Frédérique fastidiously dips her biscuit — whole — into her mug of tea, then places the soggy end between her lips and sucks.
‘Oh that’s good — that’s clever.’ Toby chuckles. ‘Liquidizing the middle and then sucking it all out, en masse . Extremely creative!’
He’s still remarking, in awe, on Frédérique’s innovative biscuit-dipping techniques when a nearby cat decides to get in on the action — leaping up on to his lap, knocking his arm, and sloshing his mug of tea straight down his shirt front. He clambers to his feet, cursing, disgruntled, then quickly reaches up his spare hand to apply pressure to his temples (his head is suddenly throbbing — perhaps jolted by the sudden movement).
On screen, the famous, green car is driving along a hilly pass and — if the swelling music is anything to go by — is just about to grow mechanical wings and take flight.
‘You’ve got to rewind if I miss the song!’ he exclaims, piqued. ‘It’s not fair! I don’t want to miss the song!’
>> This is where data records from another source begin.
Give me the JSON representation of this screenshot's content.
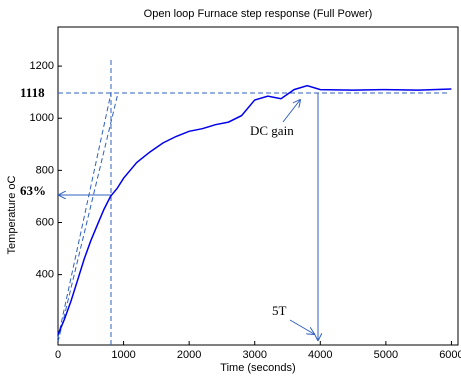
{
  "chart_data": {
    "type": "line",
    "title": "Open loop Furnace step response (Full Power)",
    "x_label": "Time (seconds)",
    "y_label": "Temperature oC",
    "annotations": [
      "1118",
      "63%",
      "DC gain",
      "5T"
    ],
    "x": [
      0,
      100,
      200,
      300,
      400,
      500,
      600,
      700,
      800,
      900,
      1000,
      1200,
      1400,
      1600,
      1800,
      2000,
      2200,
      2400,
      2600,
      2800,
      3000,
      3200,
      3400,
      3600,
      3800,
      4000,
      4500,
      5000,
      5500,
      6000
    ],
    "values": [
      170,
      230,
      300,
      380,
      460,
      530,
      590,
      650,
      700,
      730,
      770,
      830,
      870,
      905,
      930,
      950,
      960,
      975,
      985,
      1010,
      1070,
      1085,
      1075,
      1110,
      1125,
      1110,
      1108,
      1110,
      1108,
      1112
    ],
    "color": "#0000ee",
    "xlim": [
      0,
      6100
    ],
    "xticks": [
      0,
      1000,
      2000,
      3000,
      4000,
      5000,
      6000
    ],
    "ylim": [
      130,
      1350
    ],
    "yticks": [
      400,
      600,
      800,
      1000,
      1200
    ],
    "grid": false
  }
}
He dashes off down the hallway towards the kitchen, still clutching his temples, holding his mug aloft, and arrives at the sink just in time to hear the others commence yelling and cooing as the car leaves the road and takes to the air.
‘ I don’t believe this! ’ he yells, slamming his mug down on to the draining-board, pushing in the plug and turning on the tap. ‘ Press pause! Press pause! ’
In the other room he can hear laughter and sporadic applause. He reaches towards a cleaning cloth then stiffens, inhales sharply, takes several, rolling steps to the side (still grinning his dismay at missing the flying car), half-turns, sees the rocking chair directly behind him, feels himself collapsing, and somehow, miraculously, throws himself into it.
The chair nearly rocks over at the swift violence of his descent. It hurtles backwards, then forwards, but is quickly stopped by the dead weight of his legs (stretched out, knees locked) and by his heels, which press firmly — like two, trusty, leather brakes — into the antique linoleum.
It’s on his third circuit (he’s yelling her name, furiously — a feeling in his gut that goes way beyond embarrassment/exasperation/frustration/disbelief giving his voice a strange, extra quality of unrestraint) that Gene finally thinks he might detect a response. He grinds to a sudden halt and turns — head down, shoulders hunched, scowling — furtive as a city fox.